Hele bitki ve hayvan gibi masum bir varlık olursa, şefkatin eşlik etmediği her tutumumuz onlara karşı işlenen bir cinayetten farksızdır. Çiçek dalında güzeldir ya, yalnız keyfi olarak onu koparmak bir insafsızlık değil de nedir? Durup dururken yeşil otları koparmanın ve masum hayvancıkları rahatsız edip öldürmenin gerisinde acıma duygusunun yetersizliği yatmaz mı? Her ne olursa olsun acımayan acınmaya layık değildir.
Şefkat, bizim en değerli duygumuz ve iç dünyamızın süsüdür. İletişimimizin de en etkin aracıdır. Çevremiz bu duygu sayesinde nefes almakta ve bu duygunun etrafa saçtığı sevgi dalgalarıyla gülümsemektedir. Şefkati insan eylemlerinden bir çıkartın hele, çevrenin, kin ve düşmanlığın körüklediği bir kanlı savaş alanına dönmesi an meselesi olur; o zaman ne toz kalır ne duman. Ekolojik dengenin bozulmakta olduğu dünyamızın bu aşamasına gelmesine asıl neden asla şefkatin dehaleti olamaz; olsa olsa vahşettir, gözü dönmüşlüktür, cehalettir ve görgüsüzlüktür.
Bizim dinimiz masum hayvanlara karşı merhametli davranmayı her şeyden önce bir ilke olarak emretmiştir. Öylesine ki Yerdeki mahlûklara acımayana, gökteki melekler acımaz (Taberani). diye Peygamberimizin hadisinin işaretiyle bizi kurtaracak olan, ancak çevremizdeki masumlara karşı acıma duygusunun sindiği davranışlarımızdır.

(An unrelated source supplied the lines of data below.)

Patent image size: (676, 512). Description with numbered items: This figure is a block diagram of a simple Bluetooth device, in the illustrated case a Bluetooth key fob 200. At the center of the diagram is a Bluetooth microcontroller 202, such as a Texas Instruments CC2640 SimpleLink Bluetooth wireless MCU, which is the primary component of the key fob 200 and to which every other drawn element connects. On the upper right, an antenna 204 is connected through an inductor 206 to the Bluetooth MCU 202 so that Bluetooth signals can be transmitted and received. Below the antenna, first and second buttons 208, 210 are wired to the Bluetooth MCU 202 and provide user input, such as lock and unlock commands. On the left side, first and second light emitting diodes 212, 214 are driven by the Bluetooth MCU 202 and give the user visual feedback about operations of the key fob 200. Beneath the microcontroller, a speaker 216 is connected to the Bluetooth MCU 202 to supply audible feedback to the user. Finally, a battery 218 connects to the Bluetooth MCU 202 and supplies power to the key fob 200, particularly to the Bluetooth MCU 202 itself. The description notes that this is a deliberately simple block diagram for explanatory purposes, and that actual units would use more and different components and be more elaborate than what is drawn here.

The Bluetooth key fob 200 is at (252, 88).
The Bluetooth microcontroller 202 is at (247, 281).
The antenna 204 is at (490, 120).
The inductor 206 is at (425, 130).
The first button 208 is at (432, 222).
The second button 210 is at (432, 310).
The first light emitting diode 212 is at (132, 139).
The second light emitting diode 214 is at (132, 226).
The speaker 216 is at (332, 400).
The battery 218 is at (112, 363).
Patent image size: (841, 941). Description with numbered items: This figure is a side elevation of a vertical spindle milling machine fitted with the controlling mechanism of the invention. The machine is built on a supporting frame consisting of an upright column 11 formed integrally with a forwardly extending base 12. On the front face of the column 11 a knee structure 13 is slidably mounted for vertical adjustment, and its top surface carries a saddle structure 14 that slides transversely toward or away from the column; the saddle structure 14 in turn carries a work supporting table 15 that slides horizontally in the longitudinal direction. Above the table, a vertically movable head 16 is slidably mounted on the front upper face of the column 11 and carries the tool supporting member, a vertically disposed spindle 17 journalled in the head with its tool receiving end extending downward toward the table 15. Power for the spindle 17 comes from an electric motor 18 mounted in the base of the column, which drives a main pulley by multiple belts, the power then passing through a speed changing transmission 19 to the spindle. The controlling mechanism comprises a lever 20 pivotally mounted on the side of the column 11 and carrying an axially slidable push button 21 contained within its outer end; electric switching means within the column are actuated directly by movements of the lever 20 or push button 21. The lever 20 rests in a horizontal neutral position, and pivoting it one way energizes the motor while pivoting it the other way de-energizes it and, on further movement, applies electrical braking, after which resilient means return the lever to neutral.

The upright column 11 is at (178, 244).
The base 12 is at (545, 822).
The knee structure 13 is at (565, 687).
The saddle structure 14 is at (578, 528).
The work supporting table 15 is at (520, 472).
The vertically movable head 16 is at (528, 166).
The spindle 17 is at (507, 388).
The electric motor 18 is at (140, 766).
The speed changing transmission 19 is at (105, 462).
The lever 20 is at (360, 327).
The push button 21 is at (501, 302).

Bize zararı dokunmayan hayvancağızlara karşı kuvvet ve şiddet kullanmada asla mazeretimiz olamaz. Bu yaklaşım, çağlar boyunca İslam toplumlarında saygın bir kültür olarak gelişmiş, hayvanlara yardım kuruluşlarının doğmasına sebep olmuştur. Vahşi hayvanların bile gelip karınlarını doyurmaları için çölde yapılan özel barınaklar az değildir.
Günümüzde asrın adamı Bediüzzaman, bir ölçü adamıdır. Elbette çevreye karşı duyarlılığı da örnek boyuttadır. Çevredeki hayvanlara karşı tutumu ise birçokların ezberini bozacak niteliktedir. Onun dünyasında hayvanlara karşı iyilikte bulunmak insanlara karşı yapılan iyilikle eşdeğerdir. Hayvanı seven, ona iyilikte bulunan, asla zarar vermeyen, yediğinden yediren, içtiğinden içiren ve hatta onun için özel gıdalar hazırlayan için, insanı da sevmesi konusunda vereceğimiz hükümde yanılma payımız son derece azdır. Ama aynı şeyi hayvanlara zarar verenler ve hayvanları sevmeyenler için söyleyemeyiz.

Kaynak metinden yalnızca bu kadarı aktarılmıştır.